Либо ты уничтожишь это, а также и предыдущее мое письмо, либо, – если ты решил их использовать, – делай это тотчас, немедленно, не тяни. Каждый прошедший день, каждая ночь – это еще одна высота и еще одна глубина, которые смерть отвоевывает у нас. Время идет, Алек, и оба мы все больше блекнем.
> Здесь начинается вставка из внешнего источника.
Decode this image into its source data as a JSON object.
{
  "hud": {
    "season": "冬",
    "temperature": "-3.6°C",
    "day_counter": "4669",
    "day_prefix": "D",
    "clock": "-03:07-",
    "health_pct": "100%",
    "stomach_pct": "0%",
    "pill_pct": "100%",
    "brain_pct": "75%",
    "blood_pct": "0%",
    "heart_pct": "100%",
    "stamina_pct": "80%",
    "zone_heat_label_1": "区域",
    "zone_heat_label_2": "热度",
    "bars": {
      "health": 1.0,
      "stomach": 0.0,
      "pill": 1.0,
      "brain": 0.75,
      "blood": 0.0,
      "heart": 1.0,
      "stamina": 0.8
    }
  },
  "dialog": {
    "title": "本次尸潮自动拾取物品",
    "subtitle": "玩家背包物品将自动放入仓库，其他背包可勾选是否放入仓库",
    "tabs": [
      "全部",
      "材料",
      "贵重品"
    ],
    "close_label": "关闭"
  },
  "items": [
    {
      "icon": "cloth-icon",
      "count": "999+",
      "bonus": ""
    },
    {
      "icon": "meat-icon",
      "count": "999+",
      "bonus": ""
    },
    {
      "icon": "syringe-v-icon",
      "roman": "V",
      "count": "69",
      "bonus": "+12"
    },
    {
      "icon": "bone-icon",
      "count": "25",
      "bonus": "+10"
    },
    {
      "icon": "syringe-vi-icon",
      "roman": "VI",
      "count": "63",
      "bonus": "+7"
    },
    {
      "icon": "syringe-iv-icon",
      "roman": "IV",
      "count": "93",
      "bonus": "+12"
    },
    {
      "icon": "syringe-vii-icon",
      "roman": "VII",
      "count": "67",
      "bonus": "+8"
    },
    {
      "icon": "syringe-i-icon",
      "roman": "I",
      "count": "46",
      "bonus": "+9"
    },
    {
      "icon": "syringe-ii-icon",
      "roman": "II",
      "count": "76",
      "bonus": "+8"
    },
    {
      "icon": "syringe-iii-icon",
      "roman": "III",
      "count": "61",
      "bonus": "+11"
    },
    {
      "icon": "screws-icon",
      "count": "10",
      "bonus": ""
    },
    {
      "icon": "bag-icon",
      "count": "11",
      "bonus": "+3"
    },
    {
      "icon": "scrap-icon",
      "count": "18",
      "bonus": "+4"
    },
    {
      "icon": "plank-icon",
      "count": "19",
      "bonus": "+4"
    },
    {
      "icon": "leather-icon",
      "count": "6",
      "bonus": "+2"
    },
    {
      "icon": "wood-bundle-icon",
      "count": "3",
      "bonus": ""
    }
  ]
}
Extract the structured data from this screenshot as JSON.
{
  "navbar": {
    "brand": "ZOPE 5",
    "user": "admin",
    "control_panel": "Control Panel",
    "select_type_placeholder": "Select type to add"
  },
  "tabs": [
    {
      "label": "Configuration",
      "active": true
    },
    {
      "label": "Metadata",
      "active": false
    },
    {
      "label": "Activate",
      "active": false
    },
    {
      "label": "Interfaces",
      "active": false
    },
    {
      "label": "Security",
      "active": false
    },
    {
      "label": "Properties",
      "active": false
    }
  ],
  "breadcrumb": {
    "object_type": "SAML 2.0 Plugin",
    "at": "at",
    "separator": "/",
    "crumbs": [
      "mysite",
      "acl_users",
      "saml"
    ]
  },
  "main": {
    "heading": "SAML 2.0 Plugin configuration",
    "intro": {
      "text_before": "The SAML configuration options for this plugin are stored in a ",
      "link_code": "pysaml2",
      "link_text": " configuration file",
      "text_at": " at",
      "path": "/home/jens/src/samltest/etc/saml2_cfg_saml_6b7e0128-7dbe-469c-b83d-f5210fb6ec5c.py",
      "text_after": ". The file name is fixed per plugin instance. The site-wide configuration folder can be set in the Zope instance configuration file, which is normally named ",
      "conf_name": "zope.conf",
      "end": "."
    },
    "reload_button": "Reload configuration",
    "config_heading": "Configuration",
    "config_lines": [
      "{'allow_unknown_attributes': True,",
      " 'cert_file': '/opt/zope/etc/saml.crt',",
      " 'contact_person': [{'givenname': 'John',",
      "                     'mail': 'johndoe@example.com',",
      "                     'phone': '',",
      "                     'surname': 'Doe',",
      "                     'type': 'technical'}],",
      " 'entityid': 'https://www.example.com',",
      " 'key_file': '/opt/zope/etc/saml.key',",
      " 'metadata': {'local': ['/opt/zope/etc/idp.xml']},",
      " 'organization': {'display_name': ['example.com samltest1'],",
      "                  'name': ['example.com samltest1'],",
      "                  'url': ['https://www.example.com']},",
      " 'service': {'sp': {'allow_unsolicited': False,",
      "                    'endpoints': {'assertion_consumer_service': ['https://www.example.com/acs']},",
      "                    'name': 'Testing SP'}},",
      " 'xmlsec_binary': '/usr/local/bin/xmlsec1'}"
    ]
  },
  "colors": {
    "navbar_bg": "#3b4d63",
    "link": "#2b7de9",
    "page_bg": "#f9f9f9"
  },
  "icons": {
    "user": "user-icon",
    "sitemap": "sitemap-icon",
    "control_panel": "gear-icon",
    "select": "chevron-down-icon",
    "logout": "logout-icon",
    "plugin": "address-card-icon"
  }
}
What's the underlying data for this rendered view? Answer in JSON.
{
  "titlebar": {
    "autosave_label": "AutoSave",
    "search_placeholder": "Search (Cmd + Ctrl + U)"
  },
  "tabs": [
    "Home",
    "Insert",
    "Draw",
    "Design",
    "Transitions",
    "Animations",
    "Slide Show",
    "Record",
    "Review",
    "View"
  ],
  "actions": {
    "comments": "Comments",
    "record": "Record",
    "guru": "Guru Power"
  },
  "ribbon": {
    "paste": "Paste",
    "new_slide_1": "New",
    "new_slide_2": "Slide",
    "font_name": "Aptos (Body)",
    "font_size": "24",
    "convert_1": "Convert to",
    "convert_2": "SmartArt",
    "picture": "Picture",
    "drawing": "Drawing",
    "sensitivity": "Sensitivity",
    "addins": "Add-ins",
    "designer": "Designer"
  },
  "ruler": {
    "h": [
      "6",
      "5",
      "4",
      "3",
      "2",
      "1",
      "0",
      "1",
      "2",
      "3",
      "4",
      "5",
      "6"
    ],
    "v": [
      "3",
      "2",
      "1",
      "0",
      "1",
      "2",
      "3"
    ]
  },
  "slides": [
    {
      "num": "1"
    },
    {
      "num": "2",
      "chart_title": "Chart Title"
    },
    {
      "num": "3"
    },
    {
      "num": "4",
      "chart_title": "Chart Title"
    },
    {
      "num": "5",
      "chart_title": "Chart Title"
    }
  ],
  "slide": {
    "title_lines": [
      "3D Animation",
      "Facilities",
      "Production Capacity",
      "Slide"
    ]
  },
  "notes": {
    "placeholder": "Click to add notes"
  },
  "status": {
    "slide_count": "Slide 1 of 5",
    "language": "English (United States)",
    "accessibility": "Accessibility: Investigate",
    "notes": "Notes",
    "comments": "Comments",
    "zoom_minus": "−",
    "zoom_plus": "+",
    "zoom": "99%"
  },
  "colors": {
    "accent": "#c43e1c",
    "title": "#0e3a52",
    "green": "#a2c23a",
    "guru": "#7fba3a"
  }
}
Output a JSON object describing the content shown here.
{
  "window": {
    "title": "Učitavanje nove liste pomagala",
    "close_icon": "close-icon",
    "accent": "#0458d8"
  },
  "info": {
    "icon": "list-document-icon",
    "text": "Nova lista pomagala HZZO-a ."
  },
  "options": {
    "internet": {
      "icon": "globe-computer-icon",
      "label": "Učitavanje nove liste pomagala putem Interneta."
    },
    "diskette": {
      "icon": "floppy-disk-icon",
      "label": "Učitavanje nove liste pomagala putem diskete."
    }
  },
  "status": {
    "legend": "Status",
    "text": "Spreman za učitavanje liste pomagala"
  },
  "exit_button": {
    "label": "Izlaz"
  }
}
И еще кое-что: ты писал, что на ложь и противоречия в моем письме ты можешь ответить лишь презрительным молчанием. Твое молчание, Алек, а также твое презрение вдруг отозвались во мне тревогой: неужели за все эти годы, во всех местах, где ты побывал, не нашел ты ни единой живой души, что предложила бы тебе – пусть раз в тысячу лет! – хотя бы песчинку нежности? Жаль мне тебя, Алек. Ужасны наши дела: я – преступница, а ты и твой сын столь жестоко наказаны. Если хочешь – зачеркни 'твой сын' и напиши 'Боаз'. Если хочешь – зачеркни все. Что до меня – без колебаний сделай все, что облегчит твои страдания.
Илана
* * *
Уважаемый господин!
С Вашею ведома – по ее утверждению – и при Вашем поощрении супруга Ваша посчитала нужным направить в мой адрес два длинных и весьма запутанных письма, которые не делают ей чести.
Если мне удалось проникнуть в суть ее туманных речей, то, но моему впечатлению, и второе ее письмо практически написано для того, чтобы намекнуть мне о вашем тяжелом материальном положении. И я полагаю, что это Вы, господин мой, дергаете за ниточки и стоите за всеми ее просьбами.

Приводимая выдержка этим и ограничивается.